Makna asal kata “fitri” kiranya sudah jelas, karena satu akar dengan “fitrah”, “kejadian asal yang suci”, atau “kesucian asal”. Manusia diciptakan dalam kesucian asal yang disebut fitrah. Kesucian asal inilah yang membuat manusia berkecenderungan suci (cenderung pada kebenaran dan kebaikan), yang disebut hanif. Tempat bersemayamnya kesucian asal itu ialah pusat kedirian manusia yang disebut “nurani” (bersifat nur/cahaya; bersifat terang).

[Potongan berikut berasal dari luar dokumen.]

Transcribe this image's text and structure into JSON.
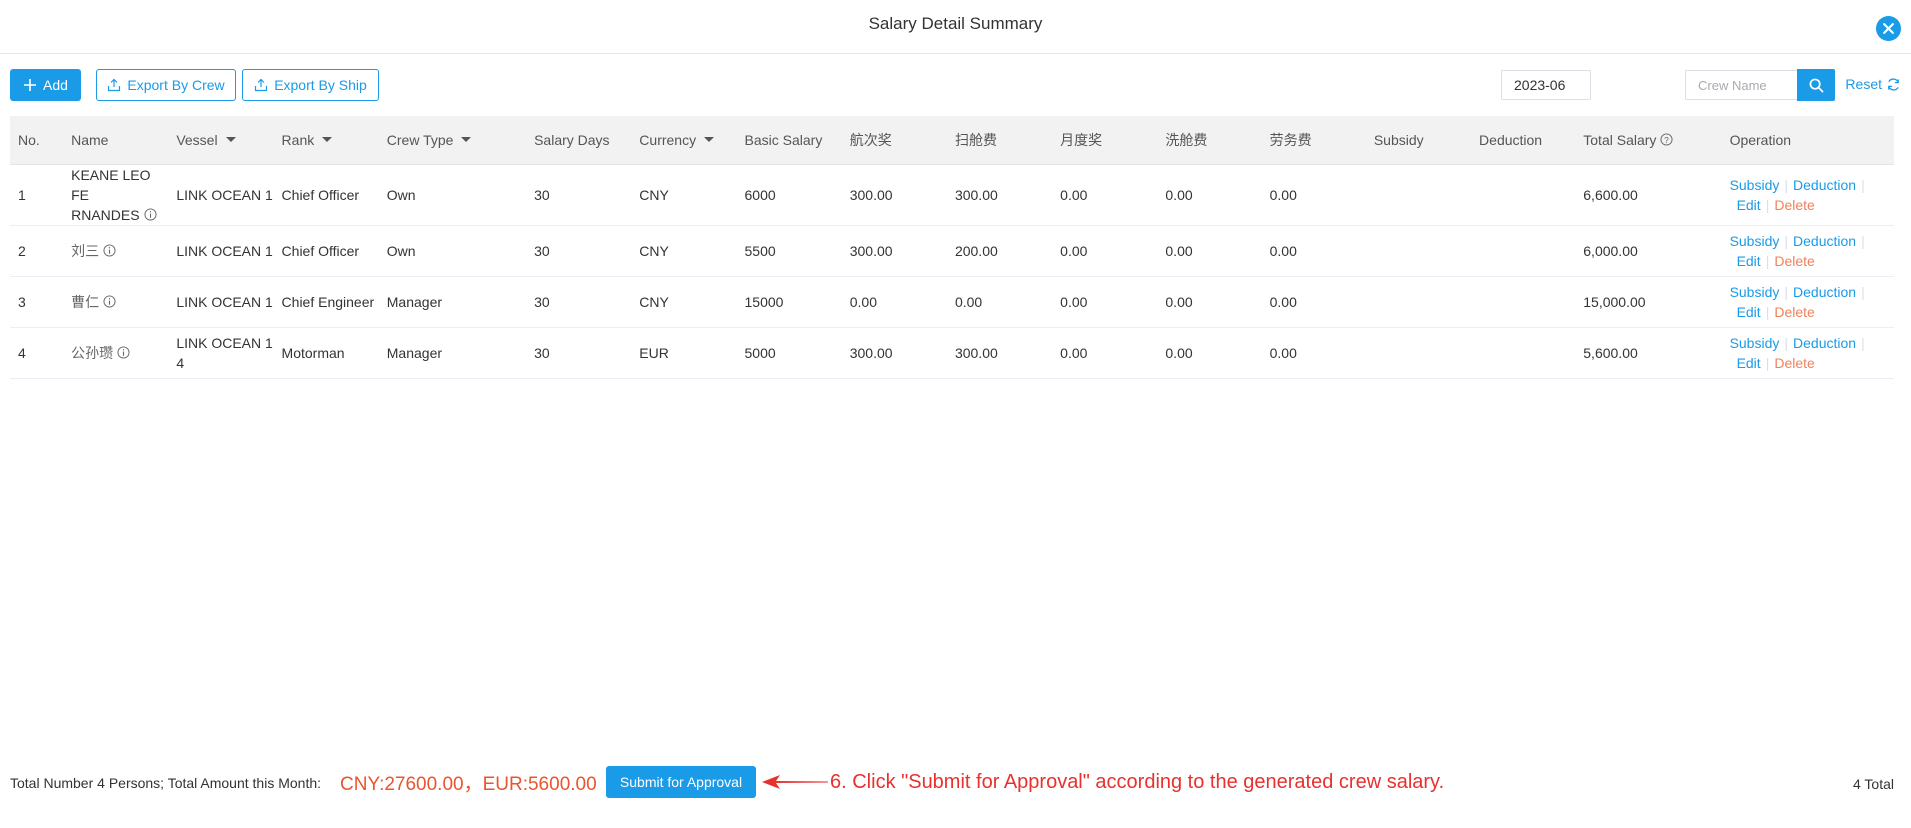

Sifat hanif itu terbentuk dari perjanjian primordial manusia dengan Tuhan, ketika akan ditiupkan ruh ke dalam diri manusia, sebagaimana dijelaskan dalam al Qur’an surat Al A’raf/7: 172. “Dan (ingatlah), ketika Tuhanmu mengeluarkan keturunan anak-anak Adam dari sulbi mereka dan Allah mengambil kesaksian terhadap jiwa mereka (seraya berfirman): "Bukankah Aku ini Tuhanmu?" Mereka menjawab: "Betul (Engkau Tuhan kami), kami menjadi saksi". (Kami lakukan yang demikian itu) agar di hari kiamat kamu tidak mengatakan: "Sesungguhnya kami (bani Adam) adalah orang-orang yang lengah terhadap ini (keesaan Tuhan)."

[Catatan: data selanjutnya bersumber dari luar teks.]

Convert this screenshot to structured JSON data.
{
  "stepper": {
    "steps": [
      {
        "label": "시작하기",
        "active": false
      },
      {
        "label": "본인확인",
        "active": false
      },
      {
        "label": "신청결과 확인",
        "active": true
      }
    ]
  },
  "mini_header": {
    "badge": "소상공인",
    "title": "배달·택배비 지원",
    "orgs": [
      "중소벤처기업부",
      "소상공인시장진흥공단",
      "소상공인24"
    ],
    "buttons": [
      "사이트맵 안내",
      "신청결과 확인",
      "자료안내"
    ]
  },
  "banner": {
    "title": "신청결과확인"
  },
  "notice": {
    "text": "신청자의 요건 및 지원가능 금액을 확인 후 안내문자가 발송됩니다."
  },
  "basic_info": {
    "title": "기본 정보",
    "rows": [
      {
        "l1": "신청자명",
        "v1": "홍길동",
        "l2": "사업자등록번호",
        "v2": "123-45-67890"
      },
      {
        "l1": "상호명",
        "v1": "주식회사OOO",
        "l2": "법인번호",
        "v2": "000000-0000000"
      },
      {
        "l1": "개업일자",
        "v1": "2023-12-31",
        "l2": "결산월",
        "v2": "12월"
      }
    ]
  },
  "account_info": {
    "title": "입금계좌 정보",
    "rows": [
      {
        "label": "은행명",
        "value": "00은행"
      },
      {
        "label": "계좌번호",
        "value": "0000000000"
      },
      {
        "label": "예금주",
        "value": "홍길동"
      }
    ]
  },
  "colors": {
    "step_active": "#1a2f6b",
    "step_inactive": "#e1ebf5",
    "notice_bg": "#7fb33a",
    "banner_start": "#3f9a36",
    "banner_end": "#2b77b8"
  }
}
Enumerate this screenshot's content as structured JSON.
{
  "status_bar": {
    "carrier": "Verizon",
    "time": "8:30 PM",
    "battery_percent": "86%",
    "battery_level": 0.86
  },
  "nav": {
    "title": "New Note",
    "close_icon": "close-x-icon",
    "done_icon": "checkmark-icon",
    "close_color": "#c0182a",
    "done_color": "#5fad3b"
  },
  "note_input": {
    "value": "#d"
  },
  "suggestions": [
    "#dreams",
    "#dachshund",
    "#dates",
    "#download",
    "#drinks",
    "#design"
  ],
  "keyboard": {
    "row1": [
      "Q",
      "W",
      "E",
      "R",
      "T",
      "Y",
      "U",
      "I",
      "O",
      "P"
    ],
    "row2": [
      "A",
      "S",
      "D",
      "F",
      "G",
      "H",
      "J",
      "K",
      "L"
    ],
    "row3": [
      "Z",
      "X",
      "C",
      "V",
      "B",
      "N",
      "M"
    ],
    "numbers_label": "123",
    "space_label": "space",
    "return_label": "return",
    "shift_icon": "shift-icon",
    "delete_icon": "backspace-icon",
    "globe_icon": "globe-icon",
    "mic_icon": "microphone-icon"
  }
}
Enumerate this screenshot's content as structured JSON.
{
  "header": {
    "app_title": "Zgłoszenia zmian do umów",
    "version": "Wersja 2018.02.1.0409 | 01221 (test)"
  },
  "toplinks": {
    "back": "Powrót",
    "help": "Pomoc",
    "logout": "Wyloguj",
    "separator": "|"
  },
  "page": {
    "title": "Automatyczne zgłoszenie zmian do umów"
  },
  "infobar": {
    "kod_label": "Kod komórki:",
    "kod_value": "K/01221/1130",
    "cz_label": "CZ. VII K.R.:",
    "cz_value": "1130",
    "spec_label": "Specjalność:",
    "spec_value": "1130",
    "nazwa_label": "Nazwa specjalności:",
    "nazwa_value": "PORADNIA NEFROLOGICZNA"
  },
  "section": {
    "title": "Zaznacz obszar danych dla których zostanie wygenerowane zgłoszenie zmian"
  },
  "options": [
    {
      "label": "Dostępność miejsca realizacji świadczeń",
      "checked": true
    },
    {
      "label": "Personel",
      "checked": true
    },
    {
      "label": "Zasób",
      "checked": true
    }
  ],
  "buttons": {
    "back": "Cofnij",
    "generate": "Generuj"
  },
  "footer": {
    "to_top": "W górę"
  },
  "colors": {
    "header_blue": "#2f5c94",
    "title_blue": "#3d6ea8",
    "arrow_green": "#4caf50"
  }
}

Dalam perjanjian primordial itu, manusia (dalam alam ruhani) menyatakan kesediaan untuk mengakui Allah sebagai Tuhan dengan sikap penuh ketaatan, tunduk, patuh, dan berserah diri yang sempurna (islam).[4] Itulah sebabnya manusia, suka kebaikan dan kebenaran. Kalau manusia ditanya, ia suka baik atau buruk, pasti suka yang baik. Suka yang benar atau yang salah, pasti suka yang benar. Adil atau tidak, pasti suka yang adil. Kebaikan yang diakui oleh nurani manusia yang hanif itulah yang disebut sebagai kebajikan kemanusiaan universal, kearifan abadi (al hikmat al khalidah; sophia perennis).[5]

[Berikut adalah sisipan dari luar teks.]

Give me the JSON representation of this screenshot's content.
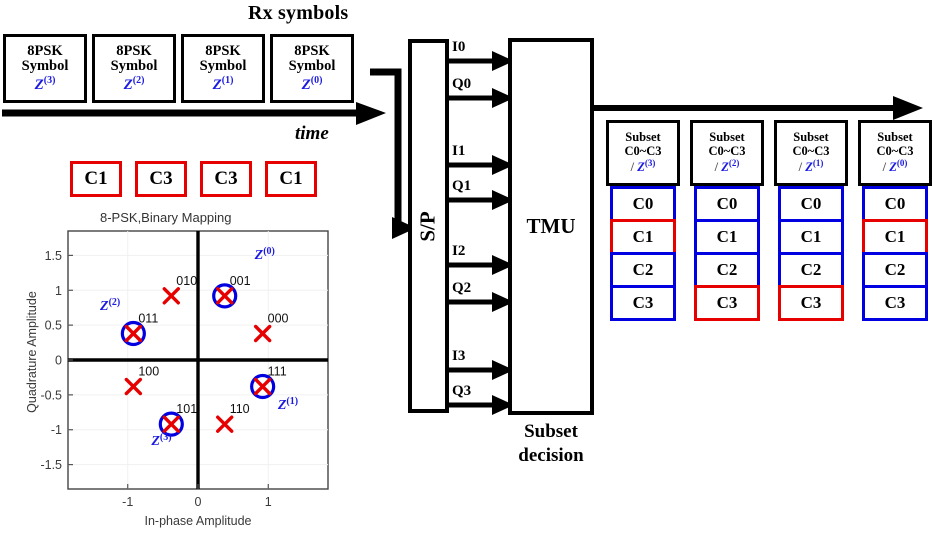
{
  "header": {
    "rx_title": "Rx symbols",
    "time_label": "time"
  },
  "symbols": [
    {
      "line1": "8PSK",
      "line2": "Symbol",
      "z": "Z",
      "sup": "(3)"
    },
    {
      "line1": "8PSK",
      "line2": "Symbol",
      "z": "Z",
      "sup": "(2)"
    },
    {
      "line1": "8PSK",
      "line2": "Symbol",
      "z": "Z",
      "sup": "(1)"
    },
    {
      "line1": "8PSK",
      "line2": "Symbol",
      "z": "Z",
      "sup": "(0)"
    }
  ],
  "decided_subsets": [
    "C1",
    "C3",
    "C3",
    "C1"
  ],
  "blocks": {
    "sp_label": "S/P",
    "tmu_label": "TMU",
    "subset_decision": "Subset\ndecision",
    "subset_decision_l1": "Subset",
    "subset_decision_l2": "decision"
  },
  "io_labels": [
    "I0",
    "Q0",
    "I1",
    "Q1",
    "I2",
    "Q2",
    "I3",
    "Q3"
  ],
  "subset_columns": [
    {
      "head_l1": "Subset",
      "head_l2": "C0~C3",
      "head_slash": "/ ",
      "head_z": "Z",
      "head_sup": "(3)",
      "cells": [
        {
          "label": "C0",
          "state": "blue"
        },
        {
          "label": "C1",
          "state": "red"
        },
        {
          "label": "C2",
          "state": "blue"
        },
        {
          "label": "C3",
          "state": "blue"
        }
      ]
    },
    {
      "head_l1": "Subset",
      "head_l2": "C0~C3",
      "head_slash": "/ ",
      "head_z": "Z",
      "head_sup": "(2)",
      "cells": [
        {
          "label": "C0",
          "state": "blue"
        },
        {
          "label": "C1",
          "state": "blue"
        },
        {
          "label": "C2",
          "state": "blue"
        },
        {
          "label": "C3",
          "state": "red"
        }
      ]
    },
    {
      "head_l1": "Subset",
      "head_l2": "C0~C3",
      "head_slash": "/ ",
      "head_z": "Z",
      "head_sup": "(1)",
      "cells": [
        {
          "label": "C0",
          "state": "blue"
        },
        {
          "label": "C1",
          "state": "blue"
        },
        {
          "label": "C2",
          "state": "blue"
        },
        {
          "label": "C3",
          "state": "red"
        }
      ]
    },
    {
      "head_l1": "Subset",
      "head_l2": "C0~C3",
      "head_slash": "/ ",
      "head_z": "Z",
      "head_sup": "(0)",
      "cells": [
        {
          "label": "C0",
          "state": "blue"
        },
        {
          "label": "C1",
          "state": "red"
        },
        {
          "label": "C2",
          "state": "blue"
        },
        {
          "label": "C3",
          "state": "blue"
        }
      ]
    }
  ],
  "colors": {
    "red": "#e60000",
    "blue": "#0000e0",
    "label_blue": "#1a1ae0",
    "black": "#000000"
  },
  "chart_data": {
    "type": "scatter",
    "title": "8-PSK,Binary Mapping",
    "xlabel": "In-phase Amplitude",
    "ylabel": "Quadrature Amplitude",
    "xlim": [
      -1.85,
      1.85
    ],
    "ylim": [
      -1.85,
      1.85
    ],
    "xticks": [
      -1,
      0,
      1
    ],
    "yticks": [
      1.5,
      1,
      0.5,
      0,
      -0.5,
      -1,
      -1.5
    ],
    "grid": true,
    "points": [
      {
        "label": "001",
        "x": 0.38,
        "y": 0.92,
        "marker": "x",
        "color": "#e60000",
        "circled": true,
        "z": "Z",
        "zsup": "(0)"
      },
      {
        "label": "010",
        "x": -0.38,
        "y": 0.92,
        "marker": "x",
        "color": "#e60000",
        "circled": false
      },
      {
        "label": "011",
        "x": -0.92,
        "y": 0.38,
        "marker": "x",
        "color": "#e60000",
        "circled": true,
        "z": "Z",
        "zsup": "(2)"
      },
      {
        "label": "000",
        "x": 0.92,
        "y": 0.38,
        "marker": "x",
        "color": "#e60000",
        "circled": false
      },
      {
        "label": "100",
        "x": -0.92,
        "y": -0.38,
        "marker": "x",
        "color": "#e60000",
        "circled": false
      },
      {
        "label": "101",
        "x": -0.38,
        "y": -0.92,
        "marker": "x",
        "color": "#e60000",
        "circled": true,
        "z": "Z",
        "zsup": "(3)"
      },
      {
        "label": "110",
        "x": 0.38,
        "y": -0.92,
        "marker": "x",
        "color": "#e60000",
        "circled": false
      },
      {
        "label": "111",
        "x": 0.92,
        "y": -0.38,
        "marker": "x",
        "color": "#e60000",
        "circled": true,
        "z": "Z",
        "zsup": "(1)"
      }
    ],
    "annotations": [
      {
        "text": "Z(0)",
        "x": 0.95,
        "y": 1.45
      },
      {
        "text": "Z(2)",
        "x": -1.25,
        "y": 0.72
      },
      {
        "text": "Z(1)",
        "x": 1.28,
        "y": -0.7
      },
      {
        "text": "Z(3)",
        "x": -0.52,
        "y": -1.22
      }
    ]
  }
}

Tapi, walaupun manusia pada dasarnya adalah hanif, manusia juga diciptakan sebagai makhluk yang lemah (Qs. 4:28). Salah satu kelemahannya ialah bersifat tergesa-gesa (Qs. 21:37 dan Qs. 17:11). Karena kelemahannya itu, maka manusia cenderung berpandangan pendek, mementingkan hal-hal segera, dan mengabaikan hal-hal jangka panjang (Qs. 75:20 dan 76:27). Itu semua membuat manusia rawan terhadap kesalahan dan kekeliruan.[6]

Jadi, sejatinya, manusia itu bersifat hanif (cenderung pada kebenaran). Murni dan terangnya hati nurani akan membisikkan pada manusia apa yang baik dan buruk, yang benar dan palsu. Tapi, karena kelemahan manusia seperti disebutkan di atas, manusia tidak selalu dapat mendengar hati nuraninya. Atau karena hati sudah kehilangan cahayanya, sehingga tak lagi bersifat terang (nurani). Yang membuat hati kehilangan cahaya adalah dosa dan kejahatan yang dilakukan. Karena itu, dosa—dalam al Qur’an—disebut zhulm yang berarti “gelap”, dan orang yang berbuat dosa disebut “zhalim” (orang yang melakukan kegelapan). 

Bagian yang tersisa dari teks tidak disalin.